No, no estaban los estadounidenses en la cancha, ni tampoco ninguna de las consideradas potencias latinoamericanas como Cuba, Venezuela o la República Dominicana; los que dirimían el título eran los gigantes asiáticos Japón y Corea del Sur, uno en busca de retener su corona, el otro haciendo valer su hegemonía olímpica.

Este enfrentamiento fue una demostración de lo que deben aprender los equipos de occidente, especialmente aquí en la Gran Carpa, donde los dólares van de acuerdo al número de jonrones que pega un pelotero. Nipones y coreanos son como máquinas bien aceitadas, pero sin dejar de ser sorpresivos cuando tienen que serlo; comparando, son como esos boxeadores que te van minando con golpes cortos al cuerpo y que cuando te ven listo, te dan la puntilla final.

Japón ya no debe ser sorpresa.

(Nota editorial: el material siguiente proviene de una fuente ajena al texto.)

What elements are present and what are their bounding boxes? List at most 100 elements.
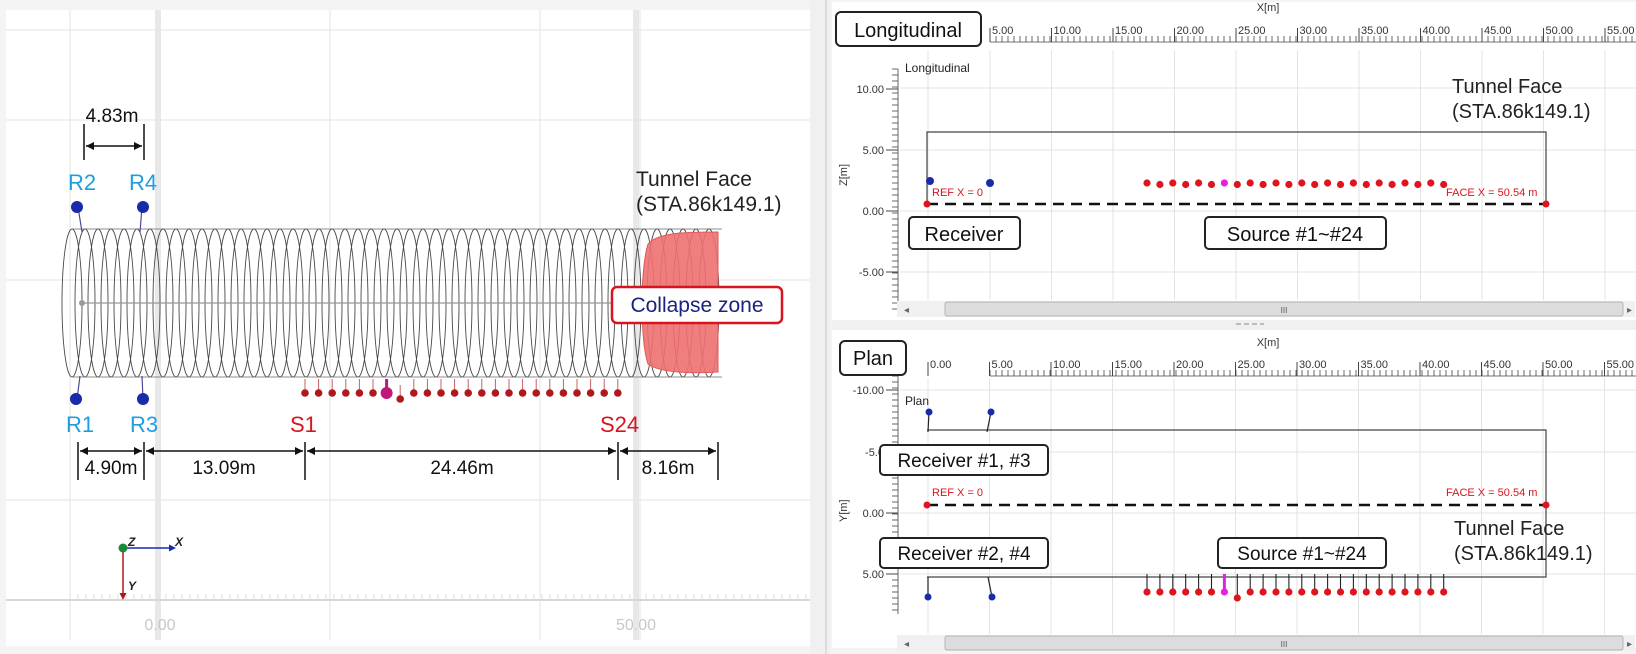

En la final del 2006 barrió a los cubanos, considerados por muchos como favorito en estos dos mundiales, pero que no pueden ver ni en pintura a los equipos asiáticos, porque cada vez que los ha enfrentado, han salido con números negativos. Los coreanos, por su parte, son un equipo consistente que actualmente ostenta el título olímpico.

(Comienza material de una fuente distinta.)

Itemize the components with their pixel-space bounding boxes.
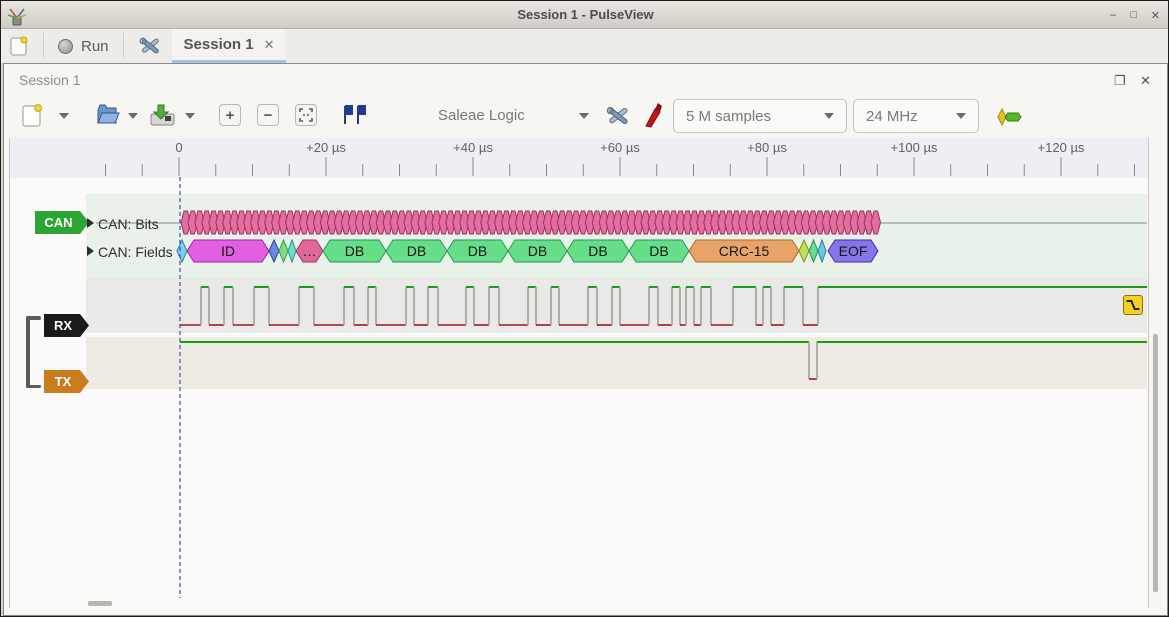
tab-close-button[interactable]: ✕ [264, 37, 275, 53]
channel-group-bracket [26, 316, 30, 388]
main-toolbar: Run Session 1 ✕ [1, 29, 1169, 63]
settings-button[interactable] [130, 29, 170, 63]
maximize-button[interactable]: □ [1130, 9, 1137, 21]
bits-row-label: CAN: Bits [98, 216, 159, 232]
pulseview-window: Session 1 - PulseView – □ ✕ Run [0, 0, 1169, 617]
toolbar-separator [123, 33, 124, 59]
sample-count-dropdown-arrow [824, 113, 834, 119]
channel-group-bracket [26, 385, 41, 389]
time-ruler[interactable] [10, 138, 1148, 178]
open-button[interactable] [95, 102, 121, 131]
channels-button[interactable] [640, 101, 664, 134]
device-config-button[interactable] [605, 103, 631, 134]
sample-rate-select[interactable]: 24 MHz [853, 99, 979, 133]
toolbar-separator [43, 33, 44, 59]
subwindow-title: Session 1 [19, 72, 80, 88]
run-button[interactable]: Run [50, 29, 117, 63]
subwindow-restore-button[interactable]: ❐ [1114, 73, 1126, 89]
open-folder-icon [95, 102, 121, 126]
zoom-out-button[interactable]: − [257, 104, 279, 126]
titlebar[interactable]: Session 1 - PulseView – □ ✕ [1, 1, 1169, 29]
wrench-icon [605, 103, 631, 129]
window-title: Session 1 - PulseView [1, 7, 1169, 22]
open-dropdown-arrow[interactable] [128, 113, 138, 119]
zoom-out-icon: − [264, 107, 273, 124]
can-decoder-tag[interactable]: CAN [35, 211, 89, 234]
new-file-dropdown-arrow[interactable] [59, 113, 69, 119]
zoom-in-icon: + [226, 107, 235, 124]
trigger-setup-button[interactable] [341, 104, 367, 131]
horizontal-scrollbar-thumb[interactable] [88, 601, 112, 606]
tools-icon [138, 34, 162, 58]
save-dropdown-arrow[interactable] [185, 113, 195, 119]
subwindow-close-button[interactable]: ✕ [1140, 73, 1151, 89]
minimize-button[interactable]: – [1110, 9, 1116, 21]
run-label: Run [81, 38, 109, 55]
save-button[interactable] [149, 102, 176, 132]
rx-row-background[interactable] [86, 278, 1147, 333]
add-decoder-button[interactable] [996, 107, 1024, 132]
new-file-button[interactable] [21, 102, 43, 133]
run-state-icon [58, 39, 73, 54]
channel-group-bracket [26, 316, 41, 320]
fields-row-expander[interactable] [87, 246, 94, 256]
probe-icon [640, 101, 664, 129]
bits-row-expander[interactable] [87, 218, 94, 228]
trigger-marker[interactable] [1123, 295, 1143, 315]
save-icon [149, 102, 176, 127]
sample-count-select[interactable]: 5 M samples [673, 99, 847, 133]
zoom-fit-icon [299, 108, 313, 122]
sample-count-value: 5 M samples [686, 108, 771, 125]
sample-rate-value: 24 MHz [866, 108, 918, 125]
tab-label: Session 1 [184, 36, 254, 53]
device-dropdown-arrow[interactable] [579, 113, 589, 119]
device-selector[interactable]: Saleae Logic [438, 107, 525, 124]
new-session-icon [9, 35, 29, 57]
decoder-rows-background[interactable] [86, 194, 1147, 278]
tab-session-1[interactable]: Session 1 ✕ [172, 29, 287, 63]
fields-row-label: CAN: Fields [98, 244, 173, 260]
tx-row-background[interactable] [86, 337, 1147, 389]
zoom-fit-button[interactable] [295, 104, 317, 126]
vertical-scrollbar-thumb[interactable] [1153, 334, 1158, 592]
trigger-flags-icon [341, 104, 367, 126]
new-session-button[interactable] [1, 29, 37, 63]
sample-rate-dropdown-arrow [956, 113, 966, 119]
new-file-icon [21, 102, 43, 128]
zoom-in-button[interactable]: + [219, 104, 241, 126]
rx-channel-tag[interactable]: RX [44, 314, 89, 337]
tx-channel-tag[interactable]: TX [44, 370, 89, 393]
falling-edge-icon [1125, 297, 1141, 313]
close-button[interactable]: ✕ [1151, 9, 1160, 22]
decoder-icon [996, 107, 1024, 127]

Como en cualquier disciplina, estos dos cuadros dieron la muestra que con trabajo se pueden lograr grandes cosas, y si Estados Unidos le sigue dando prioridad a las marcas, los reflectores y los contratos millonarios, no dejarán de ser comparsas en los próximos torneos internacionales. A propósito, para el siguiente mundial que se disputará en el 2013, se tiene previsto aumentar el número de participantes a 24, tal vez llevando la serie final al país del sol naciente.